Biografía escrita por Alfonso E. Pérez Sánchez (Cartagena, 1935 – Madrid, 2010) Historiador del arte español, especializado en la pintura barroca. Académico numerario de la Historia y de la de Bellas Artes de San Fernando, director del Museo del Prado y catedrático de la Universidad Complutense de Madrid.


Francisco Rizi de Guevara. Pintor.

Madrid, 9.IV.1614 – El Escorial (Madrid), 2.VIII.1685.

Hijo de un modesto pintor italiano (Antonio Rizi de Ancona, venido a España con Federico Zúccaro y casado en Madrid con una española), Francisco es hermano de Juan Andrés Rizi, también pintor. A pesar de ser su padre pintor y aunque probablemente recibiese de él las primeras nociones de su arte, todas las fuentes afirman que fue discípulo de Vicente Carducho y, efectivamente, éste se refiere a él en su testamento de 1638 y le lega el “borroncillo” que quisiese entre los que había en su estudio.

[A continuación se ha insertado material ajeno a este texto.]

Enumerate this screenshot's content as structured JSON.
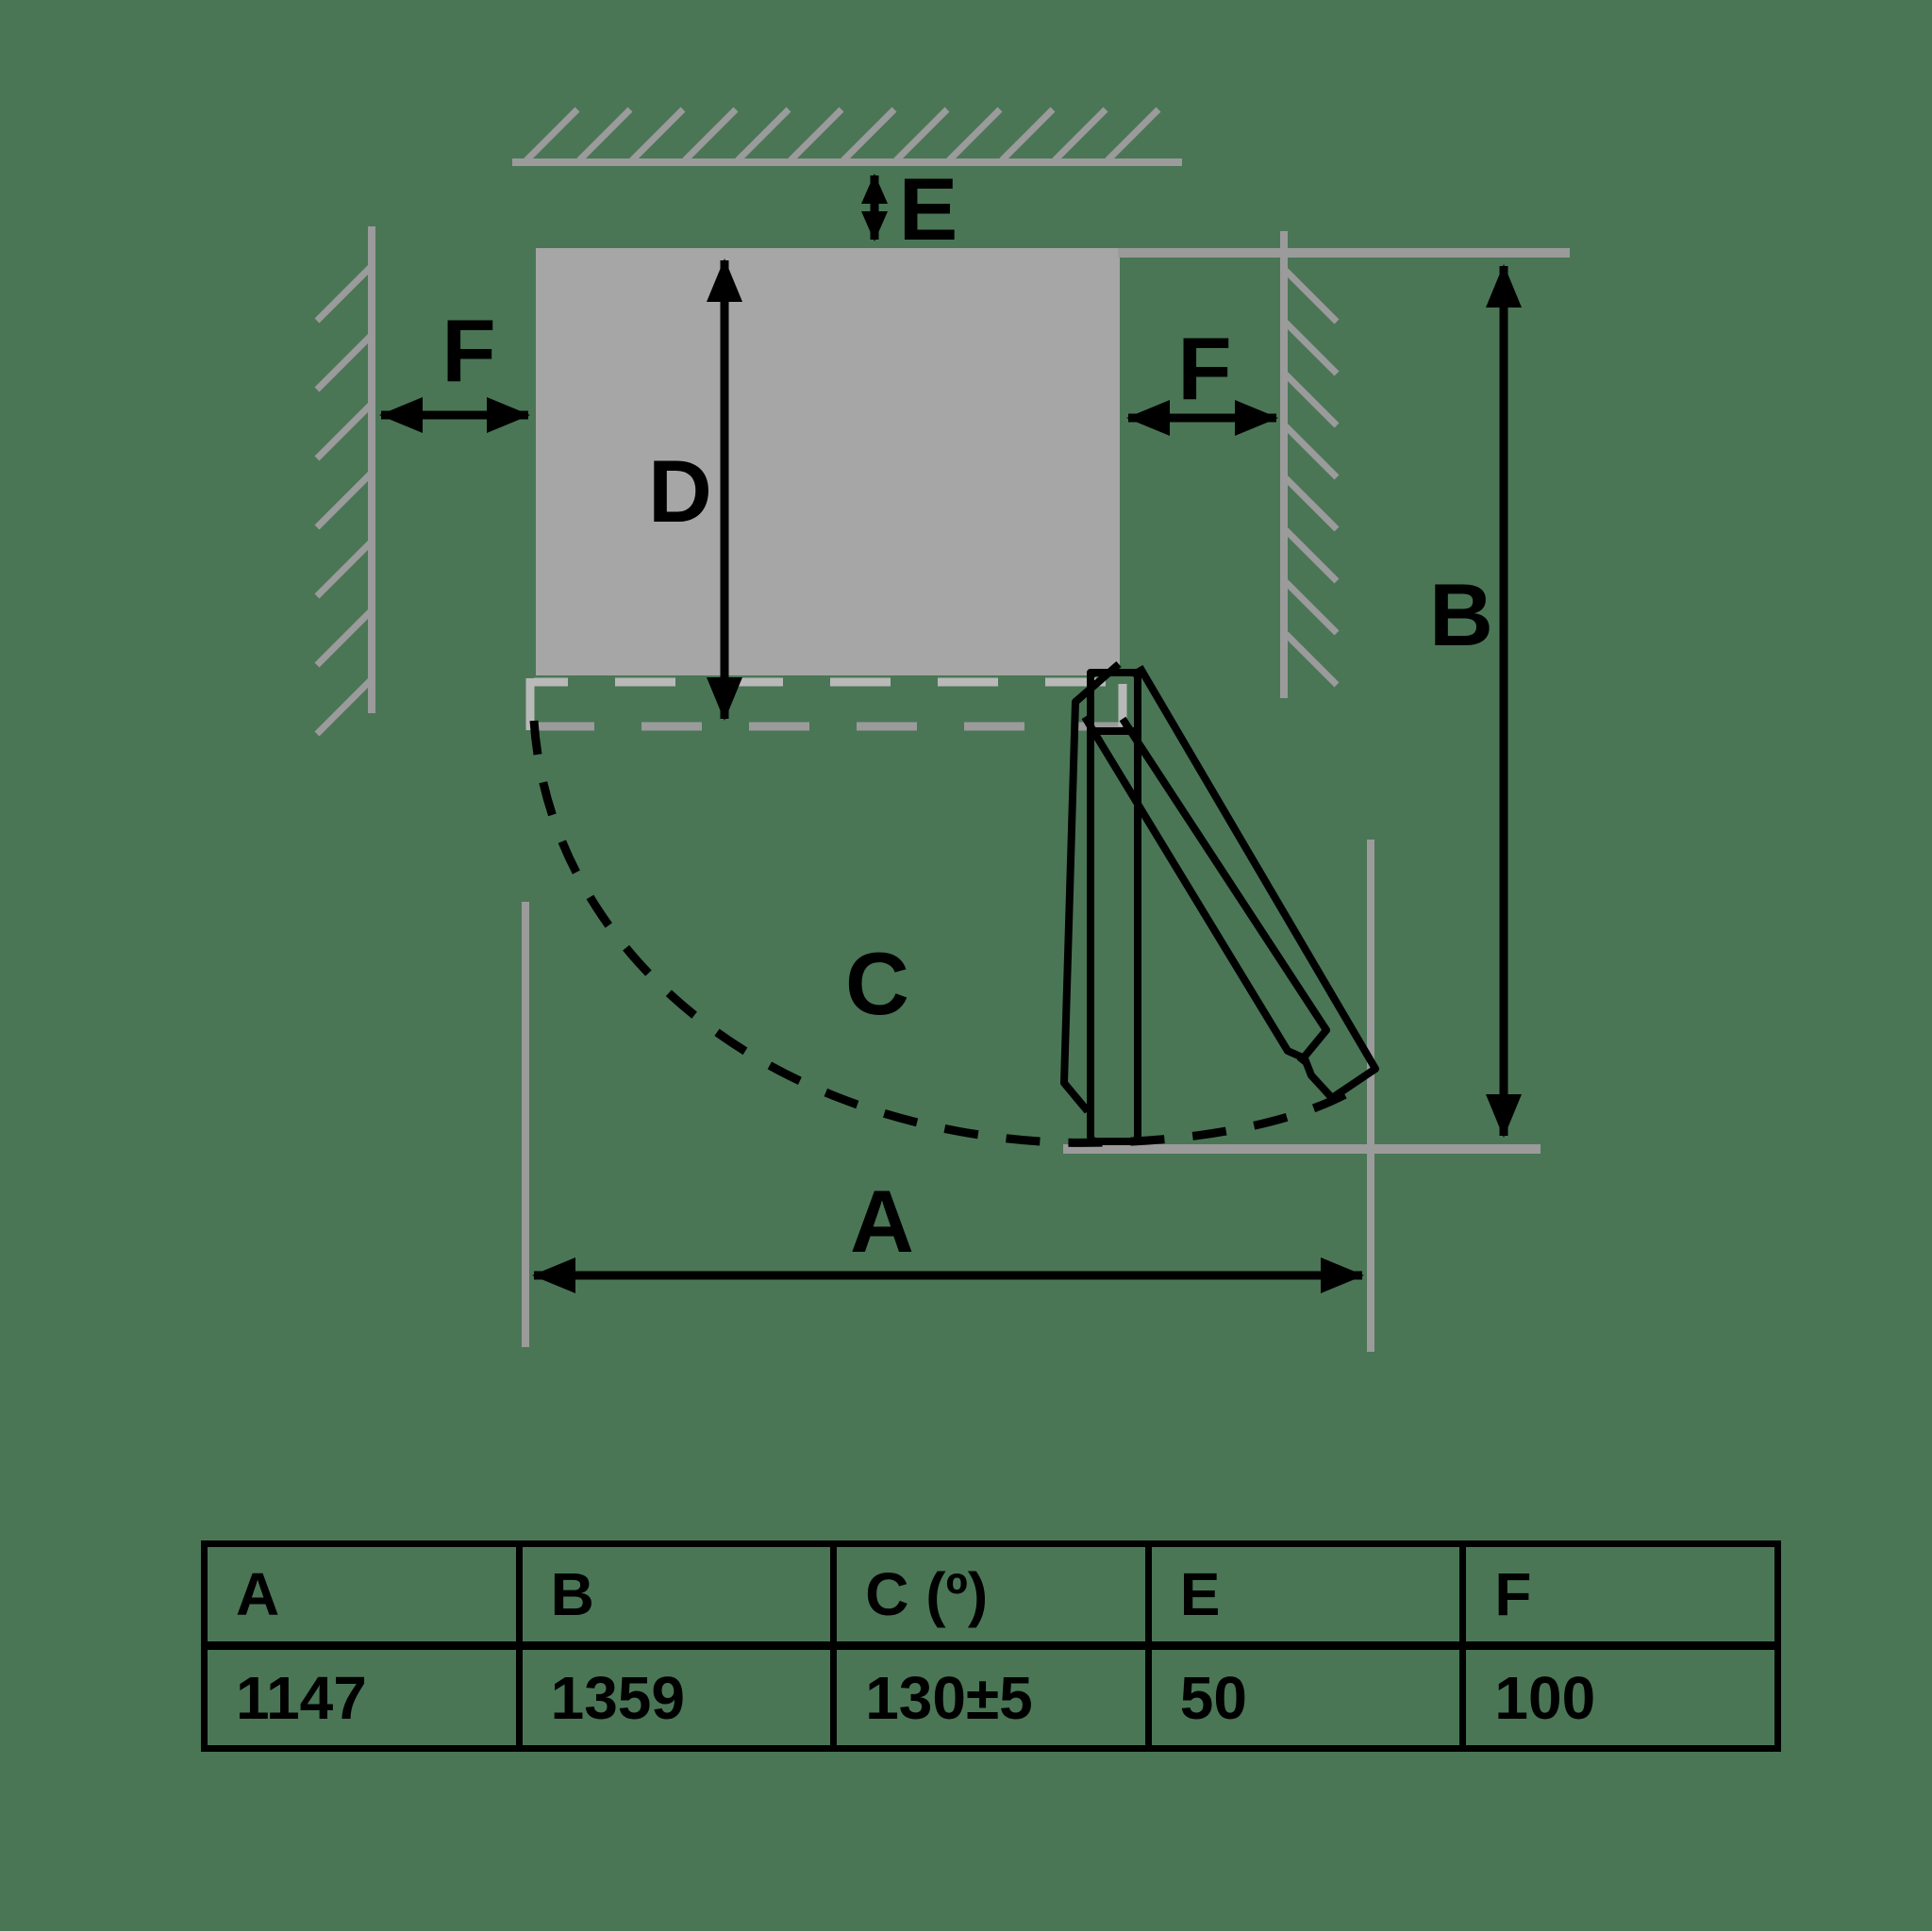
{
  "diagram": {
    "labels": {
      "a": "A",
      "b": "B",
      "c": "C",
      "d": "D",
      "e": "E",
      "f_left": "F",
      "f_right": "F"
    }
  },
  "table": {
    "headers": [
      "A",
      "B",
      "C (º)",
      "E",
      "F"
    ],
    "values": [
      "1147",
      "1359",
      "130±5",
      "50",
      "100"
    ]
  },
  "colors": {
    "background": "#4a7656",
    "wall_gray": "#9b9b9b",
    "appliance_gray": "#a6a6a6",
    "dash_light": "#b9b9b9",
    "line_black": "#000000"
  }
}
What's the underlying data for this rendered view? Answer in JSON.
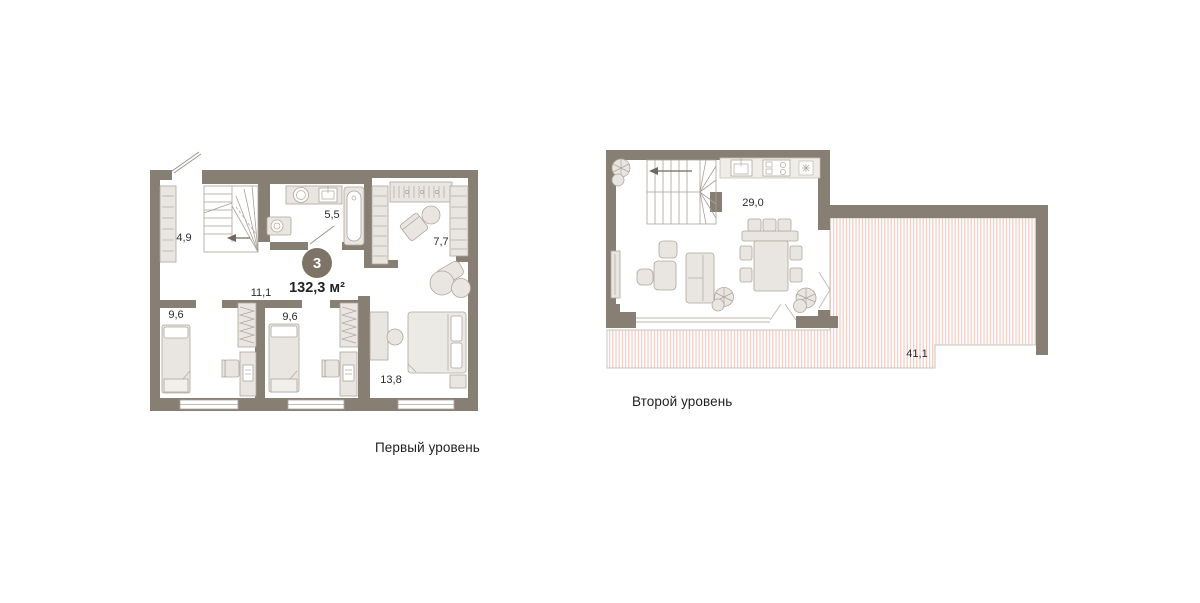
{
  "levels": [
    {
      "caption": "Первый уровень",
      "badge": {
        "number": "3",
        "area_total": "132,3 м²"
      },
      "rooms": {
        "hallway": "4,9",
        "bathroom": "5,5",
        "dressing": "7,7",
        "corridor": "11,1",
        "bedroom_left": "9,6",
        "bedroom_middle": "9,6",
        "bedroom_master": "13,8"
      }
    },
    {
      "caption": "Второй уровень",
      "rooms": {
        "living_kitchen": "29,0",
        "terrace": "41,1"
      }
    }
  ],
  "colors": {
    "wall": "#877E74",
    "furniture_fill": "#E9E6E2",
    "furniture_stroke": "#AEA69C",
    "terrace_hatch": "#F2BDB2",
    "terrace_border": "#C9C4BE",
    "badge_bg": "#7D7366",
    "label_text": "#2B2B2B"
  }
}
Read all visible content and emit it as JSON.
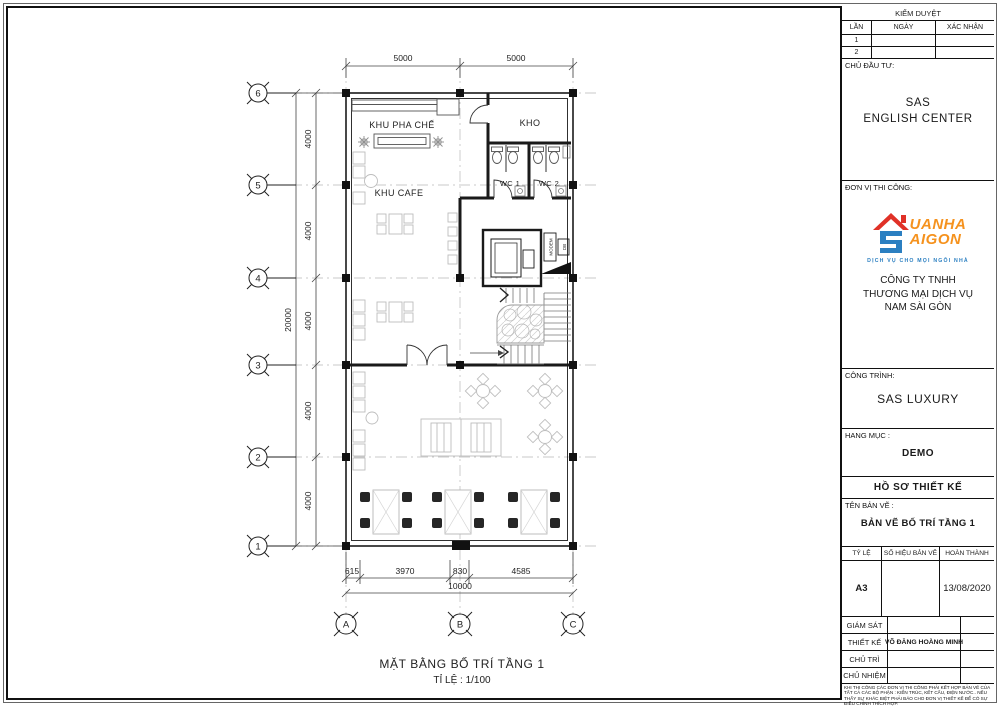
{
  "plan": {
    "rooms": {
      "khu_pha_che": "KHU PHA CHẾ",
      "kho": "KHO",
      "wc1": "WC 1",
      "wc2": "WC 2",
      "khu_cafe": "KHU CAFE",
      "modem": "MODEM",
      "db": "DB"
    },
    "dims": {
      "top": [
        "5000",
        "5000"
      ],
      "left_bays": [
        "4000",
        "4000",
        "4000",
        "4000",
        "4000"
      ],
      "left_total": "20000",
      "bottom": [
        "615",
        "3970",
        "830",
        "4585"
      ],
      "bottom_total": "10000"
    },
    "grid": {
      "rows": [
        "6",
        "5",
        "4",
        "3",
        "2",
        "1"
      ],
      "cols": [
        "A",
        "B",
        "C"
      ]
    },
    "caption": {
      "title": "MẶT BẰNG BỐ TRÍ TẦNG 1",
      "scale": "TỈ LỆ : 1/100"
    }
  },
  "titleblock": {
    "approval": {
      "title": "KIỂM DUYỆT",
      "col_no": "LẦN",
      "col_date": "NGÀY",
      "col_confirm": "XÁC NHẬN",
      "rows": [
        "1",
        "2"
      ]
    },
    "investor": {
      "label": "CHỦ ĐẦU TƯ:",
      "name_line1": "SAS",
      "name_line2": "ENGLISH CENTER"
    },
    "contractor": {
      "label": "ĐƠN VỊ THI CÔNG:",
      "logo": {
        "word1": "UANHA",
        "word2": "AIGON",
        "tagline": "DỊCH VỤ CHO MỌI NGÔI NHÀ"
      },
      "company_line1": "CÔNG TY TNHH",
      "company_line2": "THƯƠNG MẠI DỊCH VỤ",
      "company_line3": "NAM SÀI GÒN"
    },
    "project": {
      "label": "CÔNG TRÌNH:",
      "value": "SAS LUXURY"
    },
    "category": {
      "label": "HANG MỤC :",
      "value": "DEMO"
    },
    "dossier": "HỒ SƠ THIẾT KẾ",
    "drawing": {
      "label": "TÊN BẢN VẼ :",
      "value": "BẢN VẼ BỐ TRÍ TẦNG 1"
    },
    "meta": {
      "col_scale": "TỶ LỆ",
      "col_number": "SỐ HIỆU BẢN VẼ",
      "col_done": "HOÀN THÀNH",
      "scale": "A3",
      "number": "",
      "done": "13/08/2020"
    },
    "staff": [
      {
        "label": "GIÁM SÁT",
        "value": ""
      },
      {
        "label": "THIẾT KẾ",
        "value": "VÕ ĐĂNG HOÀNG MINH"
      },
      {
        "label": "CHỦ TRÌ",
        "value": ""
      },
      {
        "label": "CHỦ NHIỆM",
        "value": ""
      }
    ],
    "note": "KHI THI CÔNG CÁC ĐƠN VỊ THI CÔNG PHẢI KẾT HỢP BẢN VẼ CỦA TẤT CẢ CÁC BỘ PHẬN : KIẾN TRÚC, KẾT CẤU, ĐIỆN NƯỚC.. NẾU THẤY SỰ KHÁC BIỆT PHẢI BÁO CHO ĐƠN VỊ THIẾT KẾ ĐỂ CÓ SỰ ĐIỀU CHỈNH THÍCH HỢP."
  },
  "colors": {
    "logo_red": "#e03127",
    "logo_blue": "#2b7fc1",
    "logo_orange": "#f5921e",
    "line": "#1a1a1a"
  }
}
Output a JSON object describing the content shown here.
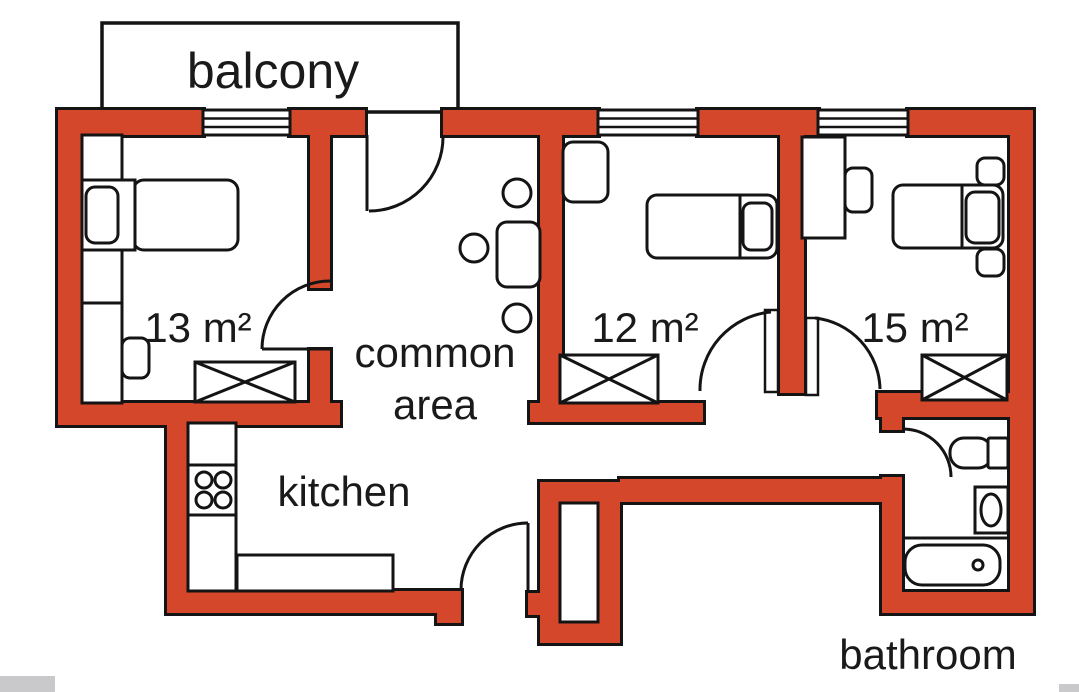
{
  "image_type": "apartment floor plan",
  "colors": {
    "wall_fill": "#d5472b",
    "wall_outline": "#141414",
    "background": "#ffffff",
    "label_text": "#1a1a1a",
    "page_strip": "#c9c9cc"
  },
  "labels": {
    "balcony": "balcony",
    "room13": "13 m²",
    "room12": "12 m²",
    "room15": "15 m²",
    "common_line1": "common",
    "common_line2": "area",
    "kitchen": "kitchen",
    "bathroom": "bathroom"
  },
  "rooms": [
    {
      "name": "balcony",
      "label": "balcony"
    },
    {
      "name": "bedroom-left",
      "label": "13 m²",
      "area_sqm": 13
    },
    {
      "name": "bedroom-middle",
      "label": "12 m²",
      "area_sqm": 12
    },
    {
      "name": "bedroom-right",
      "label": "15 m²",
      "area_sqm": 15
    },
    {
      "name": "common-area",
      "label": "common area"
    },
    {
      "name": "kitchen",
      "label": "kitchen"
    },
    {
      "name": "bathroom",
      "label": "bathroom"
    }
  ],
  "fixtures": [
    "bed",
    "pillow",
    "wardrobe",
    "desk",
    "chair",
    "table",
    "stove",
    "kitchen-counter",
    "toilet",
    "sink",
    "bathtub",
    "window",
    "door",
    "entrance-recess"
  ]
}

Probablemente a través de su maestro (fallecido en 1638) entra en contacto con la Corte y en 1639 trabaja ya en la decoración del Salón Dorado del Alcázar, que había proyectado Carducho, junto a artistas como el bien conocido Alonso Cano, y otros pintores madrileños de su generación (Arias, Leonardo, Castello, Camilo, Polo, etc.). Artista de imaginación fértil y fecunda, hay noticias de abundantes obras suyas en la década de 1640, y en ocasión de las fiestas de la entrada en Madrid de Mariana de Austria, la segunda esposa de Felipe IV (1648-1649), interviene con responsabilidad organizativa en las decoraciones callejeras y las arquitecturas efímeras. A la vez comienza su actividad en los teatros del Palacio del Buen Retiro, actividad que se prolongará muchos años y hará de él el especialista es pañol en las decoraciones teatrales, sucediendo en ello a los italianos Baccio del Bianco y Cosme Lotti.

Simultáneamente, su actividad como pintor religioso en las iglesias y conventos de Madrid y de la comarca es constante. Aparece especialmente ligado a la orden de los Capuchinos, para los que trabaja en Madrid (Expolio de Cristo, para los Capuchinos de la Paciencia de Cristo, 1651, hoy en la Catedral de la Almudena, depósito del Museo del Prado, Virgen en gloria con San Felipe y San Francisco, 1650, en el convento capuchino de El Pardo, in situ). A la vez, inicia su vinculación con la Catedral de Toledo, para la que pinta en 1653 un gran lienzo con La Fundación de la Catedral por D. Rodrigo Jimenez de Rada, obteniendo de inmediato el título de Pintor de la Catedral, y encargándose de la decoración de la Capilla de las Reliquias (el ochavo) que llevará a cabo en los años sucesivos en colaboración con Carreño. En 1654 y 1655 pinta en el retablo de la Catedral de Plasencia (Cáceres) y en 1655 hace también el gran retablo de la iglesia de San Pedro del pueblo de Fuente el Saz (Madrid), uno de sus conjuntos más bellos.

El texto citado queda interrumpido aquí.